Wassermilch & Spitzenwein

Alles begann so unbeschwert. Sieht man mal von der Aussicht auf ein kleines Verbot ab. Ein herrlicher Sommertag in Berlin. Andrea, ihre jüngere Schwester Gerta und Luise waren baden. Ausgelassene Stimmung unter den jungen Frauen. Ein Tanzlokal lässt die geforderte Heimgehzeit im Handumdrehen vergessen.

Kurze Zeit später: Andrea und Max sind nun ein Paar. Sie haben sich beim Tanzen kennengelernt. Sie hat sich höflich mit ihrem Namen vorgestellt. Anstand hat auch Max. Kein Holterdiepolter sich in eine Affäre stürzen. Dafür sind Sie und Er zu gut erzogen. Und bald stellt sich auch schon Nachwuchs ein. Irene. Irene Bindel. Die Autorin dieses Buches. Da ist die unbeschwerte Zeit auch schon bald vorbei. Max ist Jude. Die Machthaber sehen darin einen Grund ihn zu schikanieren. Plötzensee ist bald schon seine neue Adresse. Händchenhalten im Knast, Bemerkungen über die Haftbedingungen etc. … alles verboten. Sonst …

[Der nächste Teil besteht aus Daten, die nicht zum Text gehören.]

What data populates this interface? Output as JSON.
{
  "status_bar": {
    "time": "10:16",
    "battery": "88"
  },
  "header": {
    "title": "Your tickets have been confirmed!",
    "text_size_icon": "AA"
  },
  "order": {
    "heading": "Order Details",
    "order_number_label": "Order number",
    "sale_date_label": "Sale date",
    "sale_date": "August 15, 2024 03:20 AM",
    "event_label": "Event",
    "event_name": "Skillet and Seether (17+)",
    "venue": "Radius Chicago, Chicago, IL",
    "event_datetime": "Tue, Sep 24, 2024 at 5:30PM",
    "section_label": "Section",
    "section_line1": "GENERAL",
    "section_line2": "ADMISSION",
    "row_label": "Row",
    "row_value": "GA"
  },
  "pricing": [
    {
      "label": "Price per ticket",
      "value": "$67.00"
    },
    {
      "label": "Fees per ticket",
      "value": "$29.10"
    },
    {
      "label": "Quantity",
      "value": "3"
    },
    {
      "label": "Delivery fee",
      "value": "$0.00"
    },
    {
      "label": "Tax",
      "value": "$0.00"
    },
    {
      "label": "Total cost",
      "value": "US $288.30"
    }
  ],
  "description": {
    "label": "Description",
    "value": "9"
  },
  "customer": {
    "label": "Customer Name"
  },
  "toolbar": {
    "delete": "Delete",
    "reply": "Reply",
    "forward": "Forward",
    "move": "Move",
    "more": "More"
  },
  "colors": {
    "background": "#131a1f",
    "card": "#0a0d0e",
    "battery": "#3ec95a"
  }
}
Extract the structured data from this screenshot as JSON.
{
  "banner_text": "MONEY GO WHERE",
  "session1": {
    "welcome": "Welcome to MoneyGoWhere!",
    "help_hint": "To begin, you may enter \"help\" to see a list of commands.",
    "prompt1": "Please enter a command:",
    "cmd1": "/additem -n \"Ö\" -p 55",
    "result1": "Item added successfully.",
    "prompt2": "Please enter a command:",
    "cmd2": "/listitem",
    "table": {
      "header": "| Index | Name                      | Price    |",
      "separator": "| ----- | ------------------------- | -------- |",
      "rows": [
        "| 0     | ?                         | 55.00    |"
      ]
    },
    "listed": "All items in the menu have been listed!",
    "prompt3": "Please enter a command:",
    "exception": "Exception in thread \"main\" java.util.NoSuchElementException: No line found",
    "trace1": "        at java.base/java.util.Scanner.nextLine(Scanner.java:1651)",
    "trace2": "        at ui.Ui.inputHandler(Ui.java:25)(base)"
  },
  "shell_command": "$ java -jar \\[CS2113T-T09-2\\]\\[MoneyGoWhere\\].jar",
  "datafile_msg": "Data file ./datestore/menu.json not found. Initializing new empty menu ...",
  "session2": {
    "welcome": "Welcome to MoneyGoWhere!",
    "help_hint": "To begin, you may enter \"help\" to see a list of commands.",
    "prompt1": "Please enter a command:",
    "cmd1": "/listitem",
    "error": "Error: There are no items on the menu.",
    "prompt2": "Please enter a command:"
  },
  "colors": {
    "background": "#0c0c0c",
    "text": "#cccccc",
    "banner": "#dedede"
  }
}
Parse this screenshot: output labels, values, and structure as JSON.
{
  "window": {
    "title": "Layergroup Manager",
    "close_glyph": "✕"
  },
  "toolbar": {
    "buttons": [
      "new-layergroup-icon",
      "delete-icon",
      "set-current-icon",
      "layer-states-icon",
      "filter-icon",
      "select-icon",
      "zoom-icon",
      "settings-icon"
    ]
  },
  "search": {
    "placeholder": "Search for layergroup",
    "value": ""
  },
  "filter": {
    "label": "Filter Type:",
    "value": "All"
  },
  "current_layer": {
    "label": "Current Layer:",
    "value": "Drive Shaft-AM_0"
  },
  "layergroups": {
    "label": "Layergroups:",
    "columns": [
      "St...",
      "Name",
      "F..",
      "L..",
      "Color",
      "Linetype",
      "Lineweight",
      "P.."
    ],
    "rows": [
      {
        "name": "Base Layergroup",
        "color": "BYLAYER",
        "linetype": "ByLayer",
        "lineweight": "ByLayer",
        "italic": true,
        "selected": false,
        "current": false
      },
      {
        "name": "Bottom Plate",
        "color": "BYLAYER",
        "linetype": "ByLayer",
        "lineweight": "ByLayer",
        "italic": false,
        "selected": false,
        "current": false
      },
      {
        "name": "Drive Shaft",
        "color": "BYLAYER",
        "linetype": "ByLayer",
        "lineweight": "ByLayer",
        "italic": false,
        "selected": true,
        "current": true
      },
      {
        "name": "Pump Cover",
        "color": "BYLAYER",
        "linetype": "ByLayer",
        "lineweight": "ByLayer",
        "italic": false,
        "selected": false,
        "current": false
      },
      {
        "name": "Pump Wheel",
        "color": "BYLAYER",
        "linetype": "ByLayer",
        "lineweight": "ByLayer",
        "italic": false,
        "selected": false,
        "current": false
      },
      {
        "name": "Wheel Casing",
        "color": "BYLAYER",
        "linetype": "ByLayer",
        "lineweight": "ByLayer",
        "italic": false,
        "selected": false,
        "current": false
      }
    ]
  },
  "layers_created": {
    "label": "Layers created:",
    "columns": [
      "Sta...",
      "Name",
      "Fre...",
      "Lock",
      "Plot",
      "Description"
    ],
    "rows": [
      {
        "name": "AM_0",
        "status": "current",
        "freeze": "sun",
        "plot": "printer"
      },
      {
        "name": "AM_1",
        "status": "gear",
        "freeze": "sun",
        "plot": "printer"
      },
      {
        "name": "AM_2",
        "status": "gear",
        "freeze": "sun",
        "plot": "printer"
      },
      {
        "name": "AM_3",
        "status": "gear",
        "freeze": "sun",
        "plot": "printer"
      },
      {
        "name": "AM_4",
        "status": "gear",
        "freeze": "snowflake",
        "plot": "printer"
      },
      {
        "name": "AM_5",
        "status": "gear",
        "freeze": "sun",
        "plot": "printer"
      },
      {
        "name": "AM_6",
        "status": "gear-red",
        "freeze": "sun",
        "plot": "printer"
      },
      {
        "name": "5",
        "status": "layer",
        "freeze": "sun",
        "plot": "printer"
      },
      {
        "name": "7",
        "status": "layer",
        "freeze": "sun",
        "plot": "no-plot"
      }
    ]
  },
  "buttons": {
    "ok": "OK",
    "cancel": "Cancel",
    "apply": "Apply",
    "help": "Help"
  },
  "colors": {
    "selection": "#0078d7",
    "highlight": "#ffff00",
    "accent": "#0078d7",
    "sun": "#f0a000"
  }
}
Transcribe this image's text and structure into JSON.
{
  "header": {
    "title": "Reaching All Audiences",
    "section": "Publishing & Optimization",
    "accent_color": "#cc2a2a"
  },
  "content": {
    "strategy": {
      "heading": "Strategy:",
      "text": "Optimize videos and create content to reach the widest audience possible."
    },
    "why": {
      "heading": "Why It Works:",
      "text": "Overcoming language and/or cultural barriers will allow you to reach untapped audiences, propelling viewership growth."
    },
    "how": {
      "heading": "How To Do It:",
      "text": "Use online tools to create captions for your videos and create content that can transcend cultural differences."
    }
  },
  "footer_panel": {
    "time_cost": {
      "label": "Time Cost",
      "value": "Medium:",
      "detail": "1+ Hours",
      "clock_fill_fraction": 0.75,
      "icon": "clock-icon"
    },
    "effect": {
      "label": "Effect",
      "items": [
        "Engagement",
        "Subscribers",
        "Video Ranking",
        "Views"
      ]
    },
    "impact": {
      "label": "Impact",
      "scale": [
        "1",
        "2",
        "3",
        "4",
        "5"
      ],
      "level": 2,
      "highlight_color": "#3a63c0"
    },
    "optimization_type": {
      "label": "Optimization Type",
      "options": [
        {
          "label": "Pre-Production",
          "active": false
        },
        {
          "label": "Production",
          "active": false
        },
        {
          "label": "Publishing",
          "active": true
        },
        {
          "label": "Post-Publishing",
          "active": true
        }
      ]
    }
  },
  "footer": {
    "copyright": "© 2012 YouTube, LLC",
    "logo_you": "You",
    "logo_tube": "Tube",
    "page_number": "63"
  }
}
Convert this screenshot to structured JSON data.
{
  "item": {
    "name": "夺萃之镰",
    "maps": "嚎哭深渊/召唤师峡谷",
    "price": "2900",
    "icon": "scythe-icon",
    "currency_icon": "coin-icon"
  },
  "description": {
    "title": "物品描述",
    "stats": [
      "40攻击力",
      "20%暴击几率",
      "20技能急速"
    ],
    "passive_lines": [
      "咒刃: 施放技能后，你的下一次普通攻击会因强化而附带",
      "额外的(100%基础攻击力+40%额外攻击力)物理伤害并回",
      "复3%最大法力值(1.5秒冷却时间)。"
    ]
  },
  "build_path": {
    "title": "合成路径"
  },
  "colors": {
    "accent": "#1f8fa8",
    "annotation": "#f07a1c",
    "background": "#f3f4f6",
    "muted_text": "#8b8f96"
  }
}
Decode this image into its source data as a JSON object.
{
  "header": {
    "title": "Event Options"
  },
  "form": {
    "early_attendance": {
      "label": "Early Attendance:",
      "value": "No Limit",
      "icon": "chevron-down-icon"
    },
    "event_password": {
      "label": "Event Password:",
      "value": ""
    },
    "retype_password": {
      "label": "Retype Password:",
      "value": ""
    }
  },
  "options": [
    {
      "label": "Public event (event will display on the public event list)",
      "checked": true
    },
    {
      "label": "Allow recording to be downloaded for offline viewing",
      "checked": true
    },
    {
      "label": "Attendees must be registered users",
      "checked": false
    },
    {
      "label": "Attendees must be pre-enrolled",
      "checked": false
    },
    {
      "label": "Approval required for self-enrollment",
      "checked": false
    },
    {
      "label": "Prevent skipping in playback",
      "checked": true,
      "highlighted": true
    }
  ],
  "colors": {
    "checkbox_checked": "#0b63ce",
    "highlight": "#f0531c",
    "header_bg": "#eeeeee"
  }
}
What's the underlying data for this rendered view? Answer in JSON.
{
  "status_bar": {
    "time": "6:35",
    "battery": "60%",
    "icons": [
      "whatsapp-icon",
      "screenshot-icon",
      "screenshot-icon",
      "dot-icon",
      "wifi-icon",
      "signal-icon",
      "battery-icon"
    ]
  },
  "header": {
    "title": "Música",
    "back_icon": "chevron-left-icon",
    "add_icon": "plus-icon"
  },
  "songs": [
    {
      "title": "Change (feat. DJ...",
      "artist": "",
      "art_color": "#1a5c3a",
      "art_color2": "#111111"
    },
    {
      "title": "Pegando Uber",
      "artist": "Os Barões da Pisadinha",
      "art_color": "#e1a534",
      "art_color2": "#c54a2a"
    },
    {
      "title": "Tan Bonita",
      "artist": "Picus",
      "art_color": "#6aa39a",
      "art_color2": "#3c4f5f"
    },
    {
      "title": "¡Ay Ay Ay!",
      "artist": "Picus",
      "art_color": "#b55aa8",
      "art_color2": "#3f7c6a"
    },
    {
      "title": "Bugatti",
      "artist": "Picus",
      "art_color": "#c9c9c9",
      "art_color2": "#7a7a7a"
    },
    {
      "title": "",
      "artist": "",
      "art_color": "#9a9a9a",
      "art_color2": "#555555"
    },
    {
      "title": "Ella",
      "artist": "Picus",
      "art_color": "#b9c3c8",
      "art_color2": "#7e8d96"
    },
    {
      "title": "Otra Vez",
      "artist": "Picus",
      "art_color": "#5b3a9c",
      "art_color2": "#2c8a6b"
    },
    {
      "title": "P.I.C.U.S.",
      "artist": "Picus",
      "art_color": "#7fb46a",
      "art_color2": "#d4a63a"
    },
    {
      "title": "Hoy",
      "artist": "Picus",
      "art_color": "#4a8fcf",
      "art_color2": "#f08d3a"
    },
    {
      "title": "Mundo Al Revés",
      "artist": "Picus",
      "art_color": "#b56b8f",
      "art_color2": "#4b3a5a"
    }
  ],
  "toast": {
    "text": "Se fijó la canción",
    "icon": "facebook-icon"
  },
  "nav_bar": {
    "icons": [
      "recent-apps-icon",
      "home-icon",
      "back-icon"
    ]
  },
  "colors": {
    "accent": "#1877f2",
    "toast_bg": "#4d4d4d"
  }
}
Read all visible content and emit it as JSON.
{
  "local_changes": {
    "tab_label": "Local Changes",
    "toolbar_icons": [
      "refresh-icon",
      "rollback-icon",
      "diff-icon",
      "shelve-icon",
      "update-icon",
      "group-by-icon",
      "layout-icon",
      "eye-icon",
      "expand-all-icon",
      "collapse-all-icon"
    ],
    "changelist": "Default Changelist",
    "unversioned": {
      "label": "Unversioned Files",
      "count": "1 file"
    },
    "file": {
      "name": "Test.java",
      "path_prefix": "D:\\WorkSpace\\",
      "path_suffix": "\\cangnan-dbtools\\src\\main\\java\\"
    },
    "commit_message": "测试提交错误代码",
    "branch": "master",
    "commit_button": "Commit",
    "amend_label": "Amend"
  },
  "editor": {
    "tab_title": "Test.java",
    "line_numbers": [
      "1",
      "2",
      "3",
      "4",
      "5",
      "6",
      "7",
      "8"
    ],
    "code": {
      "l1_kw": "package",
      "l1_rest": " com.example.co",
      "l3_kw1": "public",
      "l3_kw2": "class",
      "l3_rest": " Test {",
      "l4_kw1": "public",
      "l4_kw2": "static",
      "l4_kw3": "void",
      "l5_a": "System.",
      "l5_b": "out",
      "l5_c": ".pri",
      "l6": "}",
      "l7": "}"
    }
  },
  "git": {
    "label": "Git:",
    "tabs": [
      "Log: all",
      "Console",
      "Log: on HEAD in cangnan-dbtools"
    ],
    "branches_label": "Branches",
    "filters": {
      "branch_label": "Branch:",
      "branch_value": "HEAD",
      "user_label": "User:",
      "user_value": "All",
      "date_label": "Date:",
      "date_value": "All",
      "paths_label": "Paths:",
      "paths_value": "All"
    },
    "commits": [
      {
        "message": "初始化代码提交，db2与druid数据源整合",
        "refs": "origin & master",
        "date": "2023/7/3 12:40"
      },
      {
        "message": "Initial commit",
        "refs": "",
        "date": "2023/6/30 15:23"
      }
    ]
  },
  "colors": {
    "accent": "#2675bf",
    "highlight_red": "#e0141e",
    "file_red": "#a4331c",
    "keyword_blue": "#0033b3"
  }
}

Das Sonst wird bald zur Realität. Auch als der Krieg zu Ende ist. Es gibt nur noch Mutter und Tochter. Den Vater gibt es nicht mehr. Eine Geschichte von vielen? Inhaltlich sicher Ja. Sprachlich ist diese Biographie ein Juwel. Denn Irene Bindel schafft es trotz der Bitterkeit ihrer Geschichte sich das Positive zu bewahren. Mit jeder Zeile spürt man das gewinnende Lächeln, das sie beim Schreiben ausstrahlt.

Die Sehnsucht nach dem Vater, nicht nach einer Vaterfigur, sondern ganz profan nach einem Vater treibt sie ihr Leben lang um. Auch als sie in Kanada lebt. Der Vater ist immer bei ihr. Aber niemals wirklich da. Kein Händchenhalten, nicht auf den Rücken krabbeln, mit ihm reden, Ratschläge bekommen. All das lernt sie nie kennen. Es gelingt ihr mit dieser Sehnsucht, mit diesem unerfüllbaren Wunsch zu leben.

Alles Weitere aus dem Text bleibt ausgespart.